Looking forward to two decades of economic hard times, the government plans to syphon 100 billion rubles ($3 billion) from the National Welfare Fund in 2014 for loans to small and medium businesses.
First Deputy Prime Minister Igor Shuvalov also promised a two-year tax break for small businesses in the near future, speaking at a business forum organized by Opora Rossii, a business lobby group, and the Agency for Strategic Initiatives, a government-linked think-tank, this week, Kommersant reported Thursday.
Shuvalov predicted that 10 percent to 15 percent of the loans would not be returned, which he called a "natural situation." The favored mechanism for the scheme would be to transfer the sum to the state-owed Vneshekonombank, which would then either make the loans or distribute them to other middleman-banks that would be obligated to extend seven-year loans with a yearly interest rate of up to 10 percent.

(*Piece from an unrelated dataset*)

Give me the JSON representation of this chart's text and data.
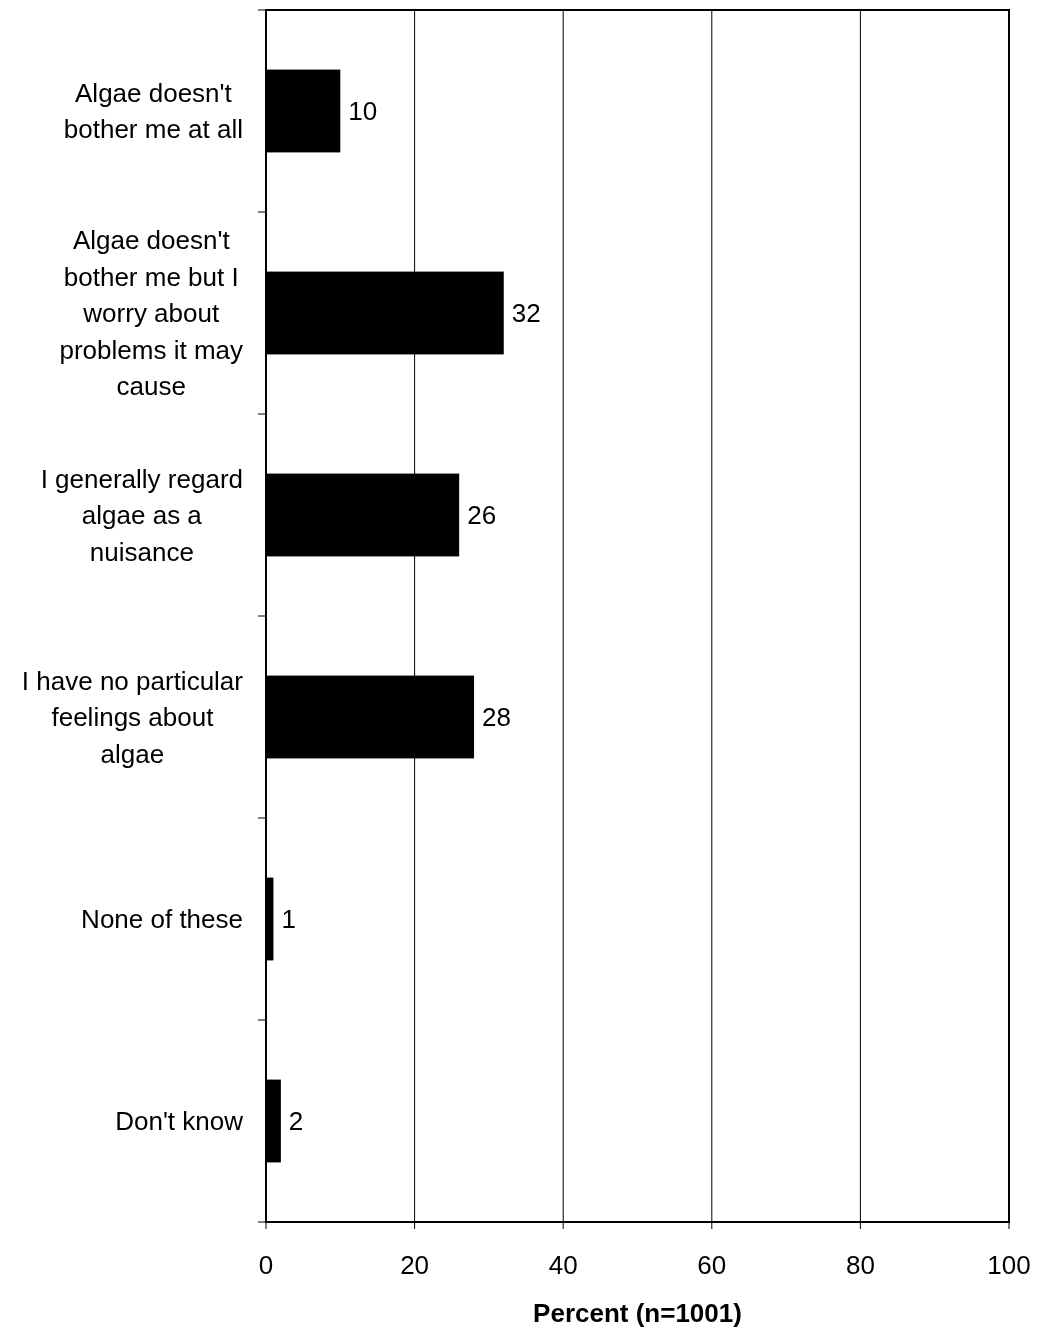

Eager to force the stimulus through to the real economy, the government said it would secure loans for the sum of up to 15 billion rubles ($453 million), Shuvalov said.
The realization of the measure is still not in the bag, however. Before they are given the final green light, Shuvalov said that a mechanism to ensure the transparent distribution of the funds must be approved.
Finance Minister Anton Siluanov earlier opposed the idea of using the National Welfare Fund — an oil revenue piggybank conceived as a backstop to the pension system — calling it risky. Small businesses currently owe 6 trillion rubles ($181 billion) to banks, and 10 percent of that sum is overdue.